While oil industry executives are preparing to live and profit in the world of $50 oil over the next few years, some enthusiast investors have been betting on $100 oil for December 2018 options.
Open interest in $100 call options for December 2018 has tripled in one week to exceed 30,000 lots, according to Reuters. Open interest in that contract is now equal to the most active contract of the December 2017 options—$60 call options. The $100 December 2018 options is the largest strike for all of 2018.
So you’re saying there’s a chance.
Although bullish reports over the past few weeks point to stronger-than-expected oil demand growth, and although global oversupply has reduced over the summer, the bets for $100 oil at the end of next year are still way above estimates and forecasts. But that hasn’t stopped some traders from shooting the moon.

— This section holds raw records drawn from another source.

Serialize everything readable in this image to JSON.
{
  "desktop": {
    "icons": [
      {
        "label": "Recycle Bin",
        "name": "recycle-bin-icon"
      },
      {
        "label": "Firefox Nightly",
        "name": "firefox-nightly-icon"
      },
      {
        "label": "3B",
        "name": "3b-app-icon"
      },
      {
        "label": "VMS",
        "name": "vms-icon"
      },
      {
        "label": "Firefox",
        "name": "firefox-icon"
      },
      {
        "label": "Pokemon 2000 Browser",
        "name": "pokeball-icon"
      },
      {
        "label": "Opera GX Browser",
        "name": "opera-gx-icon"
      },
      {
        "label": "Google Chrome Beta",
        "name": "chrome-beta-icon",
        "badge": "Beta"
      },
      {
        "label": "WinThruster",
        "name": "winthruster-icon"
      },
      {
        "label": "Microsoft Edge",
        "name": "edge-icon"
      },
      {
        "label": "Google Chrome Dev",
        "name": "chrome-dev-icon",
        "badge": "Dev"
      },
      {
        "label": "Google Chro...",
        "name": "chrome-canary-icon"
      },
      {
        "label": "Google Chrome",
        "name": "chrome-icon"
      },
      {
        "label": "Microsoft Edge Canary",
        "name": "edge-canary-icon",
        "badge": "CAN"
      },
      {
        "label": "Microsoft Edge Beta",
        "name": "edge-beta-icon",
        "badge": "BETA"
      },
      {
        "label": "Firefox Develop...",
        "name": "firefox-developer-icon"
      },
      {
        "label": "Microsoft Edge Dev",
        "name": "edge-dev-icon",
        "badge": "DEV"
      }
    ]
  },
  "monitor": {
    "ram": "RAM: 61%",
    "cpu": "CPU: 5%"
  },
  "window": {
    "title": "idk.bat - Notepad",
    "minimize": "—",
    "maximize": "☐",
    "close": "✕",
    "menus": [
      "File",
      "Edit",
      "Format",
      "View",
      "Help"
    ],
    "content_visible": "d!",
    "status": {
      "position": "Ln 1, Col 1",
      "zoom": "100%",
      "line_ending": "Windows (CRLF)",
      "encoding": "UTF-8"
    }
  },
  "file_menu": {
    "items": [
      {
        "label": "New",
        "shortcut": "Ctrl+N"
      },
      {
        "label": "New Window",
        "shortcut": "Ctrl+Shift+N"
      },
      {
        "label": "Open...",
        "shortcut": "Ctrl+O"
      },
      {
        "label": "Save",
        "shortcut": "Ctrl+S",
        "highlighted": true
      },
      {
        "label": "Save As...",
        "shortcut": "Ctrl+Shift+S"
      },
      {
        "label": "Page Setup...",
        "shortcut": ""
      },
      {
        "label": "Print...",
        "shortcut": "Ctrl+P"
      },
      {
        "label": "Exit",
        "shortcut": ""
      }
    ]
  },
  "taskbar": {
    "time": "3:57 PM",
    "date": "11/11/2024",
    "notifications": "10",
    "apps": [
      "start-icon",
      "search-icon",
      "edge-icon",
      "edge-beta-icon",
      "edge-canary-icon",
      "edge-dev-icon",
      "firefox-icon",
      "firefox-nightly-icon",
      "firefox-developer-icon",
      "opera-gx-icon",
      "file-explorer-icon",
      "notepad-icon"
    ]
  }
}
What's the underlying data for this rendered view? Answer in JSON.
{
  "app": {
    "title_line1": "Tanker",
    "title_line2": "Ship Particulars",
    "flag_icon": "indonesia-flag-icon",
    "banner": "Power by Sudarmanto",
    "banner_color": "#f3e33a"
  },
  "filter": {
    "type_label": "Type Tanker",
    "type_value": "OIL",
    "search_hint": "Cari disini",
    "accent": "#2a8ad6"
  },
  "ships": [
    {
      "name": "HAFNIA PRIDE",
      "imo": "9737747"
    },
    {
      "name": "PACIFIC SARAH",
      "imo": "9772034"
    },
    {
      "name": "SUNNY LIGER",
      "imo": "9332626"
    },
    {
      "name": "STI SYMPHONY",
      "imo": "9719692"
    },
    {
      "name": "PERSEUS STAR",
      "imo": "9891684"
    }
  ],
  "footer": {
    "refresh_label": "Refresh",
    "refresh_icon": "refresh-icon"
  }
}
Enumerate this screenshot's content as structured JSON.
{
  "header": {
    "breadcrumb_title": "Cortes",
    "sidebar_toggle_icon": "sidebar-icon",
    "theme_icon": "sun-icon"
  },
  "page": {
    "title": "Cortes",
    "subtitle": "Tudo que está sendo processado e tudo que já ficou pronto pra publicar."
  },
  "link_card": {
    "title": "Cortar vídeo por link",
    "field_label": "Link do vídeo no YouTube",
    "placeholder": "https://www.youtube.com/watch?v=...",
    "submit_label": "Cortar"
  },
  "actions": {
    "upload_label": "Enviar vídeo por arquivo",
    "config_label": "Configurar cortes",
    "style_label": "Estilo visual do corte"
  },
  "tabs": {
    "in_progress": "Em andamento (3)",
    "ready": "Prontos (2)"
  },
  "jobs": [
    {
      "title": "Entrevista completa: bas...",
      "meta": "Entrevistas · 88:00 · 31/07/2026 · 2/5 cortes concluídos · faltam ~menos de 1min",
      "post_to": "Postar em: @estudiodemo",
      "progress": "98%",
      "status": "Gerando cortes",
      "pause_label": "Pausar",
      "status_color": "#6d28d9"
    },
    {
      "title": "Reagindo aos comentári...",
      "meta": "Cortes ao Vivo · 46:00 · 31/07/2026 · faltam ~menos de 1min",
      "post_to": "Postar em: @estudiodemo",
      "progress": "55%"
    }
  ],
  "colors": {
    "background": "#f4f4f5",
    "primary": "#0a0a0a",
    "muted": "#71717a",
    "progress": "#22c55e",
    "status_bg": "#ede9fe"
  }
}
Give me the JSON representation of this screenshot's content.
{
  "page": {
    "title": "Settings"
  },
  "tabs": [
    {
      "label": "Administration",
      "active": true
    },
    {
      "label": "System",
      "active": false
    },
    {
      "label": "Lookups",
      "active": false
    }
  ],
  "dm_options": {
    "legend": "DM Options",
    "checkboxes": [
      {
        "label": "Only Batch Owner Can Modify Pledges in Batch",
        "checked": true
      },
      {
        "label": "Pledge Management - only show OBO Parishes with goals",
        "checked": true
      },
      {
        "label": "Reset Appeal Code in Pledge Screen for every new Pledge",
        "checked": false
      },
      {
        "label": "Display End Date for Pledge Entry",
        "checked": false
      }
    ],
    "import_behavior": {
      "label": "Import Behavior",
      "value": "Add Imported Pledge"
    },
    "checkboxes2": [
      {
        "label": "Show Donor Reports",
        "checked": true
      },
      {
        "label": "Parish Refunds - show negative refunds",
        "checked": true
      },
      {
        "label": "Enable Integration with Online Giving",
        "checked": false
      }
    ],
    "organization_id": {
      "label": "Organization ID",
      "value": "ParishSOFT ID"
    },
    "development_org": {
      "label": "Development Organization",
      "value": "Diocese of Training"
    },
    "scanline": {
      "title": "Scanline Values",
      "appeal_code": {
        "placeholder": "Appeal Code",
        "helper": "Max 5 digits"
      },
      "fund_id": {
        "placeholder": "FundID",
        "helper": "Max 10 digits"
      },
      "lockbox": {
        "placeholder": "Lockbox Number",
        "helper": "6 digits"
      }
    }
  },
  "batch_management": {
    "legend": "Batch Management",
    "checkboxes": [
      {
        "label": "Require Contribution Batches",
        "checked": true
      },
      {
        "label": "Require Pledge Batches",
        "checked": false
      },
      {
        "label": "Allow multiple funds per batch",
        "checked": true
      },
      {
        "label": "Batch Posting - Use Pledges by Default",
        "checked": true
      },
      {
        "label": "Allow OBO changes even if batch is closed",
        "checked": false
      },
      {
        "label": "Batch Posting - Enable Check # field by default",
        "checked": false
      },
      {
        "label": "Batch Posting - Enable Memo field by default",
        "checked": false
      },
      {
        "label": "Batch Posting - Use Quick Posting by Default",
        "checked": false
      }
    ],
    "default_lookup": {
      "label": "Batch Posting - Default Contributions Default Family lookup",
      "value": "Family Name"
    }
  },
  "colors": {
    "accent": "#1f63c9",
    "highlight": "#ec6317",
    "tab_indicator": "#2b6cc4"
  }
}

After oil prices entered bull-market territory at the beginning of this week, analysts started weighing in again on the future price of oil: How much could it rise? Could the increase be sustained?
Over the past week alone, we’ve seen one analyst predict prices of $80 per barrel. A panel of several other analysts forecast a price drop if OPEC were to end its production cut deal as planned in March 2018.
Citi added its two cents: whatever OPEC does, supply will likely get tighter next year, suggesting that prices would head upward.
Three years of low oil prices have constrained investments in conventional projects, and the IEA has just recently reiterated its warning that an oil price spike is in the cards in 2020, citing growing demand for oil that could outstrip the pace of new conventional supply.